Trotz ausgeprägtem Bewegungsdrang bewegen sich unsere Kinder immer weniger

In der Kindheit ist der natürliche Bewegungsdrang am stärksten ausgeprägt. Aber die Kinder unserer Informationsgesellschaft bewegen sich heute nur noch halb so viel wie vor 30 Jahren! Und zwar nicht etwa weil ihr Bewegungswunsch nachgelassen hätte, sondern weil wir nachlässig mit diesem ihrem existentiellen Bedürfnis umgehen. Unsere Umwelt bietet den Kindern immer weniger Freiräume, in denen sie ungestört und ungestraft nach Herzenslust toben und matschen, ihre Kräfte messen, ihre Grenzen spüren, ihre Fein- und Grobmotorik entwickeln und sich spontan auf neue Menschen zu bewegen können.

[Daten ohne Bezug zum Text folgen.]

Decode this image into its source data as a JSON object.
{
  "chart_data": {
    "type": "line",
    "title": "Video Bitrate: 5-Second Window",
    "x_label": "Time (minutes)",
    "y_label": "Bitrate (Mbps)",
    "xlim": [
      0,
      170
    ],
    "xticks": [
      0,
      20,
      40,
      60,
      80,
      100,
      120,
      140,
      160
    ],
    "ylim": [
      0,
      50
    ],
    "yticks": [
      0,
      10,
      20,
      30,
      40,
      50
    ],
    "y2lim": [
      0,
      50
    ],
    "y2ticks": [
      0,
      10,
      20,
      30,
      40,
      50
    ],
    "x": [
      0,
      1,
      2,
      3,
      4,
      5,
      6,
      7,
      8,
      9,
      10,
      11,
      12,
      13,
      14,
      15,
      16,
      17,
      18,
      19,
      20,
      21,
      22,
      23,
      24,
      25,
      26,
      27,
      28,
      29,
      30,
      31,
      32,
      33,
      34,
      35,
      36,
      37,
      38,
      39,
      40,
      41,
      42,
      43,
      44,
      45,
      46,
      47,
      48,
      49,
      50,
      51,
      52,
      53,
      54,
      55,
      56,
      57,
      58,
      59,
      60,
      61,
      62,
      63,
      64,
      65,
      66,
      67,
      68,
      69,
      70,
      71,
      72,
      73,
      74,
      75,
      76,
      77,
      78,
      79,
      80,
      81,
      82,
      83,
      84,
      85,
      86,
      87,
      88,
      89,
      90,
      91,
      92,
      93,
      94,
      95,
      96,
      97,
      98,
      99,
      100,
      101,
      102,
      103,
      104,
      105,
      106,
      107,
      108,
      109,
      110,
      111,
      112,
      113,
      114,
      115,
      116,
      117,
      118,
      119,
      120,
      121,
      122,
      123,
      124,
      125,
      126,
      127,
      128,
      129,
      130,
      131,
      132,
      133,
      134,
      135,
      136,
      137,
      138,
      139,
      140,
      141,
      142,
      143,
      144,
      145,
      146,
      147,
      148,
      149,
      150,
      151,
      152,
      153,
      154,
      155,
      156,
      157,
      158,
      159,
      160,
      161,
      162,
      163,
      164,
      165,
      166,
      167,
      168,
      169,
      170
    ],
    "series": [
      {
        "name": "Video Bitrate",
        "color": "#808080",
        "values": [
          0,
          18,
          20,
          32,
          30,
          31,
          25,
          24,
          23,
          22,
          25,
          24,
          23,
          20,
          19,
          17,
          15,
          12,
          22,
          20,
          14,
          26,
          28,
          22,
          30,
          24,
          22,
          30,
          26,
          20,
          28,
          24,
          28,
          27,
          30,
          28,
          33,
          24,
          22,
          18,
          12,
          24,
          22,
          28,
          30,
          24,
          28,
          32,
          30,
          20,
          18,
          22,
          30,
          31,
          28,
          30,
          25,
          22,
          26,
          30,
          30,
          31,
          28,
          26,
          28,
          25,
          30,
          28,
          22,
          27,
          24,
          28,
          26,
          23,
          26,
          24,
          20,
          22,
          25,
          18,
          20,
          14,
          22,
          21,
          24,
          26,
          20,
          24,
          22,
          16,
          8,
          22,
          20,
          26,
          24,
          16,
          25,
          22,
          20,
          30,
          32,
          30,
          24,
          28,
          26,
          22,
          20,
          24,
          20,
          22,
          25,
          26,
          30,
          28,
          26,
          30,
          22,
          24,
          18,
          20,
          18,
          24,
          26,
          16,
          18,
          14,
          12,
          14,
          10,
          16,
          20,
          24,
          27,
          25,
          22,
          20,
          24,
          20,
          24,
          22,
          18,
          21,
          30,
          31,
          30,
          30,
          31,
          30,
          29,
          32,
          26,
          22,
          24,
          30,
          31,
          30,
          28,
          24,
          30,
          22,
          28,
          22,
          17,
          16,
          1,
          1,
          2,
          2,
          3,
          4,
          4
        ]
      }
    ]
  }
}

Vor allem in Großstädten ist der Erfahrungs- und Bewegungsraum von Kindern Mangelware geworden.

Auf den wenigen freien Grundstücken, wo Kinder noch etwas entdecken und erkunden könnten, machen sich zunehmend Büro- und Gewerbegebiete breit. Und die oftmals unattraktiven Spielplätze können Großstadtkinder nur unter großen Gefahren allein aufsuchen. Sie sind auf Erwachsene angewiesen, um Spielplätze sicher zu erreichen und dort geschützt zu spielen. Und wann sie ihren Spiel- und Bewegungsdrang ausleben können, hängt zunehmend vom Zeitplan der Eltern ab.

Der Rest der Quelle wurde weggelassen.